Иван в задумчивости остановился. Посмотрел на дерево – широкое, крепкое, с корявыми густыми ветвями.
– А река-то куда течет?
– В Орду, в степи…
– Но от деревенек всех – в сторону?
– Так. Деревни-то – выше. – Ефим кивнул вверх по течению. – И Хлябкое там, и Яськино, и Обедятево. Слушай, Иване, так ты хочешь…
Ефим Гудок соображал быстро. Посмотрел на Раничева, улыбнулся одобрительно, поплевал на руки:
– Поможешь столкнуть, с плечом-то?
– Ничего, – усмехнулся Иван. – Уже и не болит совсем.
С трудом, но деревину все ж таки столкнули с мели – хорошо, вода теплая – забрались на ствол, уцепившись за ветки, кое-как уселись – ноги в воде, зато зад в сухости – поплыли.

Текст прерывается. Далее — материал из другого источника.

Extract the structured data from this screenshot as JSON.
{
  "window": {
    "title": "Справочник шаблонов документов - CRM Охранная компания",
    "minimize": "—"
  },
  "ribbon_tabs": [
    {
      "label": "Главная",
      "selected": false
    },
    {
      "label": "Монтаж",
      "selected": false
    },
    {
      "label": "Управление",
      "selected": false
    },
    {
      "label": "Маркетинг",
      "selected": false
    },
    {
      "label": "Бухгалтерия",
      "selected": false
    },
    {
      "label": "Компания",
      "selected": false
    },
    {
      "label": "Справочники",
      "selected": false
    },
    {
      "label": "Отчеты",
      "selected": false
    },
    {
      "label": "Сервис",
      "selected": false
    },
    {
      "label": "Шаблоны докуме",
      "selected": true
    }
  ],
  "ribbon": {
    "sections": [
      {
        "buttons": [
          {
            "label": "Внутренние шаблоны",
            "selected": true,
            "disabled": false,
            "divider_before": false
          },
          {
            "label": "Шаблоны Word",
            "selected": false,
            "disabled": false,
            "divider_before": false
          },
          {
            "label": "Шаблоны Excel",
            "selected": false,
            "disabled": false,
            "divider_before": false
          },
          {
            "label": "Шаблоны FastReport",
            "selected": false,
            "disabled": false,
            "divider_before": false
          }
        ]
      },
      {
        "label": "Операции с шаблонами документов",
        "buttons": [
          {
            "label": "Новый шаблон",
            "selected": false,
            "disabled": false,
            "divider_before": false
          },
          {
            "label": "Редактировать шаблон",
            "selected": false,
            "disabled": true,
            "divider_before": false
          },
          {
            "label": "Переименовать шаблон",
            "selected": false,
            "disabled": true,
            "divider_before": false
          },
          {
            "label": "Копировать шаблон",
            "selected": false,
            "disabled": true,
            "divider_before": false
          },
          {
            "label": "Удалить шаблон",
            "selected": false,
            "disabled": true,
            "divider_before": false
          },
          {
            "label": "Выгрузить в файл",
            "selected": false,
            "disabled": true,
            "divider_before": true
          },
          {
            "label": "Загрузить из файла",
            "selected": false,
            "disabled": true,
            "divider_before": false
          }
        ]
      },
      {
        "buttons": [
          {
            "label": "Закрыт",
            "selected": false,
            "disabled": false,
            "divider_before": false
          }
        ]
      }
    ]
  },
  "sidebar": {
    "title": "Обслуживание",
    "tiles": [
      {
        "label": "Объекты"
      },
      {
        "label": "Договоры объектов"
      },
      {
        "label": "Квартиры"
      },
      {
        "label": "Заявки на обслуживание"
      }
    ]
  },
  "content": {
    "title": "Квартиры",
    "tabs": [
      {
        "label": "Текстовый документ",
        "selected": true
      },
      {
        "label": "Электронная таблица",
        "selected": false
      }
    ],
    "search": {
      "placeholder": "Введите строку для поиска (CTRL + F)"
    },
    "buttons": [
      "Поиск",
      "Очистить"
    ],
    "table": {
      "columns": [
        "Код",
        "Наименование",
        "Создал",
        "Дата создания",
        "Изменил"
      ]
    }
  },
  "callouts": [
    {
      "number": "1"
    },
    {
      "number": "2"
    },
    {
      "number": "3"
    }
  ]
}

– Надеюсь, порогов впереди нет, – вслух подумал Раничев. – Одни перекаты…
Вспомнил вдруг юность, напел тихонько:
Все перекаты да перекаты.
Послать бы их по адресу.
На это место уж нету карты,
Идем-бредем по абрису…
– Иване! – обернулся Ефим. – Ну я ж говорил, что ты скоморох, а не признаешься! Ишь, распелся… С кем в ватагах хаживал?

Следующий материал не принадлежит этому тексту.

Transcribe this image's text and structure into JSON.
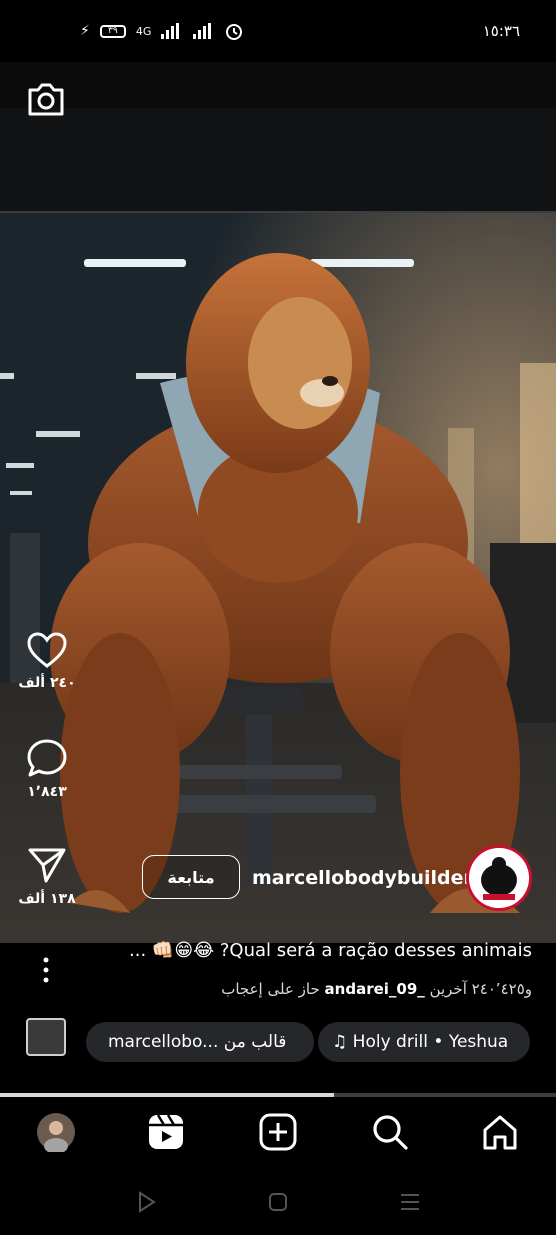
{
  "status_bar": {
    "time": "١٥:٣٦",
    "battery_level": "٣٩",
    "network": "4G",
    "signal_text": "٤G"
  },
  "camera": {
    "icon": "camera-icon"
  },
  "post": {
    "actions": {
      "like_count": "٢٤٠ ألف",
      "comment_count": "١٬٨٤٣",
      "share_count": "١٣٨ ألف"
    },
    "author": {
      "username": "marcellobodybuilder",
      "follow_label": "متابعة"
    },
    "caption": "... 👊🏻😁😂 ?Qual será a ração desses animais",
    "likes": {
      "prefix": "حاز على إعجاب",
      "user": "andarei_09_",
      "suffix": "و٢٤٠٬٤٢٥ آخرين"
    },
    "template_pill": "marcellobo... قالب من",
    "audio_pill": "Holy drill • Yeshua",
    "progress": 0.6
  },
  "nav": {
    "items": [
      "profile-avatar",
      "reels-icon",
      "create-icon",
      "search-icon",
      "home-icon"
    ]
  },
  "system_nav": [
    "back-icon",
    "home-square-icon",
    "menu-icon"
  ],
  "colors": {
    "background": "#000000",
    "pill_bg": "#26272b",
    "accent_red": "#c8102e"
  }
}
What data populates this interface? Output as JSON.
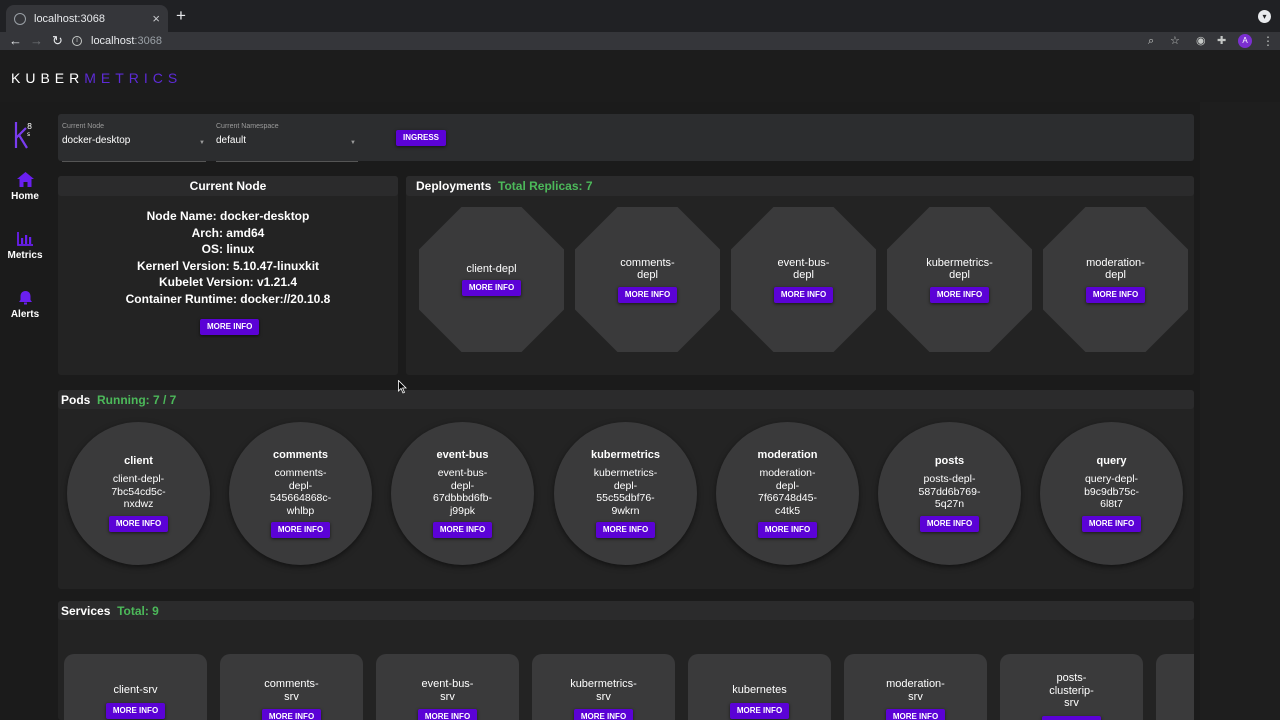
{
  "browser": {
    "tab_title": "localhost:3068",
    "tab_close": "×",
    "new_tab": "+",
    "back": "←",
    "forward": "→",
    "reload": "↻",
    "url_host": "localhost",
    "url_port": ":3068",
    "profile_initial": "A"
  },
  "app": {
    "logo_part1": "KUBER",
    "logo_part2": "METRICS",
    "accent_color": "#5b02d6",
    "status_color": "#4cb95a"
  },
  "sidebar": {
    "items": [
      {
        "label": "Home",
        "icon": "home-icon"
      },
      {
        "label": "Metrics",
        "icon": "bar-chart-icon"
      },
      {
        "label": "Alerts",
        "icon": "bell-icon"
      }
    ]
  },
  "selectors": {
    "node_label": "Current Node",
    "node_value": "docker-desktop",
    "namespace_label": "Current Namespace",
    "namespace_value": "default",
    "ingress_button": "INGRESS"
  },
  "current_node": {
    "title": "Current Node",
    "lines": [
      "Node Name: docker-desktop",
      "Arch: amd64",
      "OS: linux",
      "Kernerl Version: 5.10.47-linuxkit",
      "Kubelet Version: v1.21.4",
      "Container Runtime: docker://20.10.8"
    ],
    "button": "MORE INFO"
  },
  "deployments": {
    "title": "Deployments",
    "summary": "Total Replicas: 7",
    "button": "MORE INFO",
    "items": [
      "client-depl",
      "comments-\ndepl",
      "event-bus-\ndepl",
      "kubermetrics-\ndepl",
      "moderation-\ndepl"
    ]
  },
  "pods": {
    "title": "Pods",
    "summary": "Running: 7 / 7",
    "button": "MORE INFO",
    "items": [
      {
        "name": "client",
        "id": "client-depl-\n7bc54cd5c-\nnxdwz"
      },
      {
        "name": "comments",
        "id": "comments-\ndepl-\n545664868c-\nwhlbp"
      },
      {
        "name": "event-bus",
        "id": "event-bus-\ndepl-\n67dbbbd6fb-\nj99pk"
      },
      {
        "name": "kubermetrics",
        "id": "kubermetrics-\ndepl-\n55c55dbf76-\n9wkrn"
      },
      {
        "name": "moderation",
        "id": "moderation-\ndepl-\n7f66748d45-\nc4tk5"
      },
      {
        "name": "posts",
        "id": "posts-depl-\n587dd6b769-\n5q27n"
      },
      {
        "name": "query",
        "id": "query-depl-\nb9c9db75c-\n6l8t7"
      }
    ]
  },
  "services": {
    "title": "Services",
    "summary": "Total: 9",
    "button": "MORE INFO",
    "items": [
      "client-srv",
      "comments-\nsrv",
      "event-bus-\nsrv",
      "kubermetrics-\nsrv",
      "kubernetes",
      "moderation-\nsrv",
      "posts-\nclusterip-\nsrv"
    ]
  }
}
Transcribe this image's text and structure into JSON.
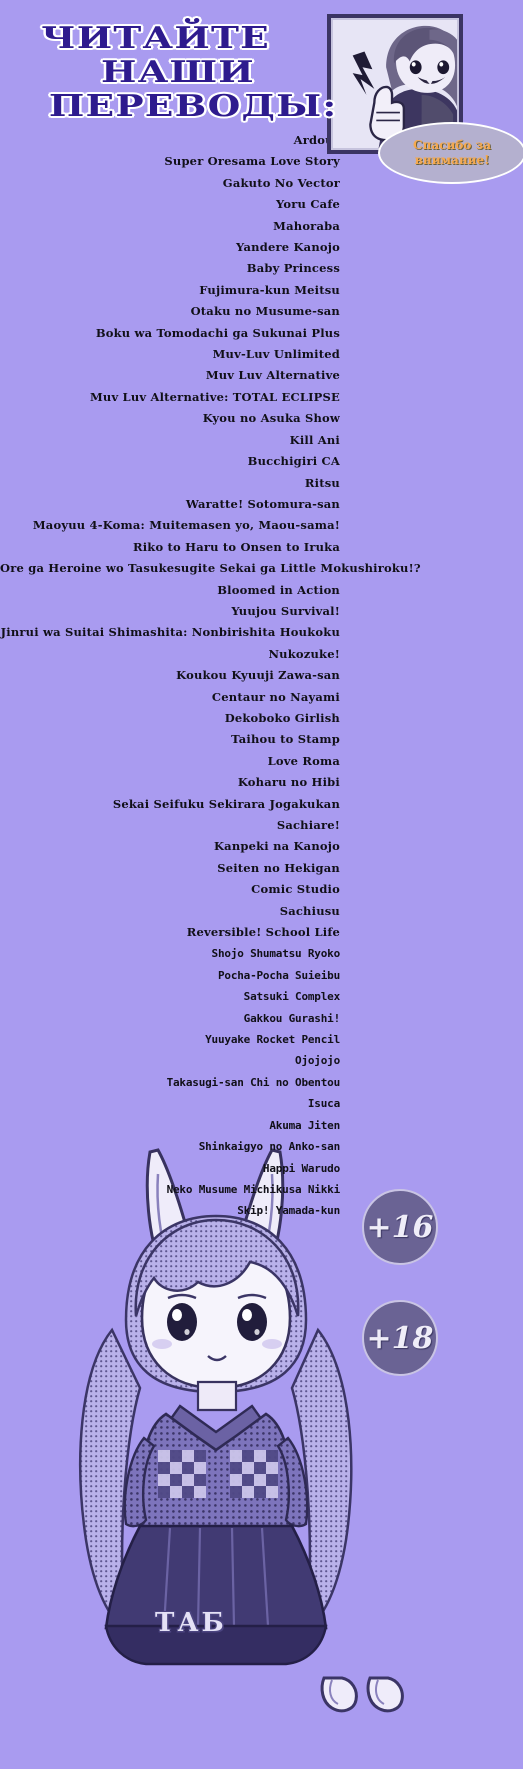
{
  "background_color": "#a99bf0",
  "header": {
    "title_lines": [
      "ЧИТАЙТЕ",
      "НАШИ",
      "ПЕРЕВОДЫ:"
    ],
    "title_color": "#2e1b8e",
    "title_outline_color": "#ffffff"
  },
  "author_photo": {
    "alt_name": "manga-girl-thumbs-up",
    "frame_color": "#3b3463",
    "background_color": "#e6e4f4"
  },
  "thanks_bubble": {
    "line1": "Спасибо за",
    "line2": "внимание!",
    "text_color": "#f5a94e",
    "fill_color": "#b4b0cf"
  },
  "titles": [
    "Ardour",
    "Super Oresama Love Story",
    "Gakuto No Vector",
    "Yoru Cafe",
    "Mahoraba",
    "Yandere Kanojo",
    "Baby Princess",
    "Fujimura-kun Meitsu",
    "Otaku no Musume-san",
    "Boku wa Tomodachi ga Sukunai Plus",
    "Muv-Luv Unlimited",
    "Muv Luv Alternative",
    "Muv Luv Alternative: TOTAL ECLIPSE",
    "Kyou no Asuka Show",
    "Kill Ani",
    "Bucchigiri CA",
    "Ritsu",
    "Waratte! Sotomura-san",
    "Maoyuu 4-Koma: Muitemasen yo, Maou-sama!",
    "Riko to Haru to Onsen to Iruka",
    "Ore ga Heroine wo Tasukesugite Sekai ga Little Mokushiroku!?",
    "Bloomed in Action",
    "Yuujou Survival!",
    "Jinrui wa Suitai Shimashita: Nonbirishita Houkoku",
    "Nukozuke!",
    "Koukou Kyuuji Zawa-san",
    "Centaur no Nayami",
    "Dekoboko Girlish",
    "Taihou to Stamp",
    "Love Roma",
    "Koharu no Hibi",
    "Sekai Seifuku Sekirara Jogakukan",
    "Sachiare!",
    "Kanpeki na Kanojo",
    "Seiten no Hekigan",
    "Comic Studio",
    "Sachiusu",
    "Reversible! School Life",
    "Shojo Shumatsu Ryoko",
    "Pocha-Pocha Suieibu",
    "Satsuki Complex",
    "Gakkou Gurashi!",
    "Yuuyake Rocket Pencil",
    "Ojojojo",
    "Takasugi-san Chi no Obentou",
    "Isuca",
    "Akuma Jiten",
    "Shinkaigyo no Anko-san",
    "Happi Warudo",
    "Neko Musume Michikusa Nikki",
    "Skip! Yamada-kun"
  ],
  "badges": [
    {
      "label": "+16",
      "fill": "#6a6394"
    },
    {
      "label": "+18",
      "fill": "#6a6394"
    }
  ],
  "watermark": {
    "text": "ТАБ"
  }
}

– Да с ребятами с факультета… – отмахнулся Иван. – Сядешь, бывало, на камень – вся байдарка в воде… Ты лучше вот что скажи, Фима, как высветлеет – что делать будем? Так и плыть, как две обезьяны? Я предлагаю – к шоссе выходить. До Угрюмова доберемся – считай, все, уцелели… Ну или до поста ГАИ хотя бы. Не знаешь, где тут пост?

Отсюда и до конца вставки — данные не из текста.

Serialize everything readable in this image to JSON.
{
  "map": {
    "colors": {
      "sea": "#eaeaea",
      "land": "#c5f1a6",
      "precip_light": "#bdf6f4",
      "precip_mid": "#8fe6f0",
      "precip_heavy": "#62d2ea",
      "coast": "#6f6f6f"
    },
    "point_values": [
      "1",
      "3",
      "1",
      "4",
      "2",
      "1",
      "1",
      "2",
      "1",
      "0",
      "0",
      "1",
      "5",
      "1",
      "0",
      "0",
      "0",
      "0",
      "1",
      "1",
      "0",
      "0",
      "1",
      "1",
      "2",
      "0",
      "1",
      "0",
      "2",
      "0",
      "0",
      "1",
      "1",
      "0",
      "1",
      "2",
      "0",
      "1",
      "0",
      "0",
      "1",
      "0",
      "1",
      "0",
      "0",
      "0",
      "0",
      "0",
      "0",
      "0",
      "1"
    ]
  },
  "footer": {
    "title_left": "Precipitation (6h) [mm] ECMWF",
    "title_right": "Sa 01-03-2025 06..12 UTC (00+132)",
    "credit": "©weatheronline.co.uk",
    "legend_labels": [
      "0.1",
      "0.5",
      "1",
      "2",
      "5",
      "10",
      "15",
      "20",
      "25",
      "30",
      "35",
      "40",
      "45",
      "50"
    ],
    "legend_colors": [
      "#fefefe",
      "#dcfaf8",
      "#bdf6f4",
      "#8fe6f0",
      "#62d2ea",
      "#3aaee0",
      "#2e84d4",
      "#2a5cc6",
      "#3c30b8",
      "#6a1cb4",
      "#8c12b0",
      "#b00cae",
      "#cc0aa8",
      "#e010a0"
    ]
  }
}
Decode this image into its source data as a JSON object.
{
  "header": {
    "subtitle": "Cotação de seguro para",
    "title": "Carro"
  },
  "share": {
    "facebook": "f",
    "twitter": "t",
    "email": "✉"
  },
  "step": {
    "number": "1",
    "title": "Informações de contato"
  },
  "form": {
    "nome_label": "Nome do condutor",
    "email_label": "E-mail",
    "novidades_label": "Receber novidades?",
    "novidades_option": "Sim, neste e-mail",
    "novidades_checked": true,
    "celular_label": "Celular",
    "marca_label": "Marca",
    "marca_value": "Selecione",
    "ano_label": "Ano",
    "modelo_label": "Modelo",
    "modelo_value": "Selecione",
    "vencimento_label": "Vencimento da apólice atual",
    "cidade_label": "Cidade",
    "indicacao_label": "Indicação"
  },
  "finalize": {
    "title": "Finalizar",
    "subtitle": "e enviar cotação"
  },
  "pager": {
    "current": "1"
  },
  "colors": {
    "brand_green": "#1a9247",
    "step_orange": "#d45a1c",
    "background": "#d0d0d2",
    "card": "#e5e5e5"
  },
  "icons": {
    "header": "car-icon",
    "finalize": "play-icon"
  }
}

– Пост? Дак пост перед Пасхой был, а сейчас уж Троица скоро.
– Шутник ты, однако, Ефим Батькович. Ладно, посветлеет, там увидим.
Так они и плыли до самого утра, и только потом, когда яркое майское солнце, вспыхнув, заиграло на вершинах тянувшихся по берегам деревьев, решительно покинули свое плавсредство, да и пора было – деревина с ходу уткнулась в камни.